The PLO's offices in Sudan have been warning for weeks that they suspect and fear an Israeli attack. Its political headquarters in Tunisia already has been decimated, but it reportedly has concentrations of guerrillas in Algeria and in North Yemen and Iraq.
The PLO also has military leaders in Jordan. Right-wing Israeli officials have warned of possible retaliation against them for actions against Israel. But any such reprisal also would be likely to end any chance of moving forward on the peace process that Prime Minister Peres appears to want.
Although Hussein's relations with Arafat remain strained, few of his people would blame the PLO if Jordan were attacked by Israel.
The king reportedly hopes to bring Syria into the peace process at the upcoming summit, which was scheduled for Saturday but postponed until next week following today's attacks. Assad reportedly is intent on pulling the king away from Israel, not moving with him toward it.
Syria is closely linked to Abu Nidal and several other dissident Palestinian factions capable of carrying out today's attacks in Rome and Vienna. It also supports Shiite Moslem resistance movements in southern Lebanon and gives such groups training and base facilities in Lebanon's Bekaa Valley and other places.
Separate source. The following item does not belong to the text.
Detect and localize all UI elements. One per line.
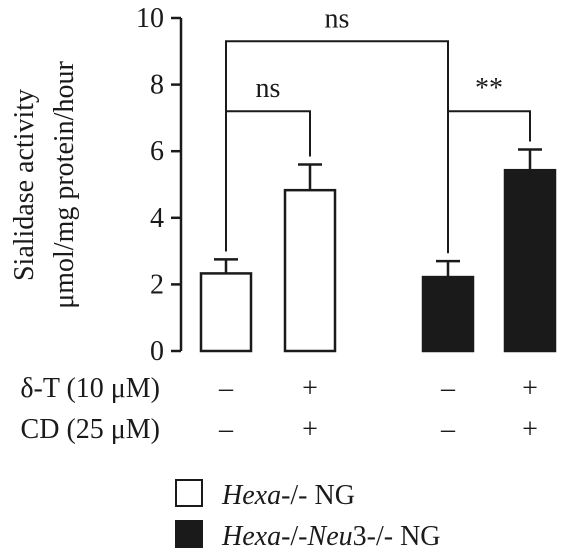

But if Syria was behind today's attack, President Assad would be making a big gamble. Already his movement of antiaircraft missiles into the Bekaa, then out, then back, in a matter of days has provoked a sharp confrontation with Jerusalem. Support for a terrorist action now would push tensions further than Assad has cared to do since Israel last destroyed his Air Force in 1982.
Because of Libyan leader Qaddafi's known links to terrorist actions in the past, his suspected links to the Malta hijacking, his dislike for Arafat and his close association with Abu Nidal, he is also a potential target for reprisal.
Finally, there are Iraq and Iran. Although they are at war with each other, both also are implacably opposed to Israel and both have supported terrorist groups acting against it and the United States. Iraq has supported Arafat's PLO recently, and earlier backed Abu Nidal. Iran, allied to Syria and Libya, is believed to have abetted a number of the region's terrorist actions since 1979.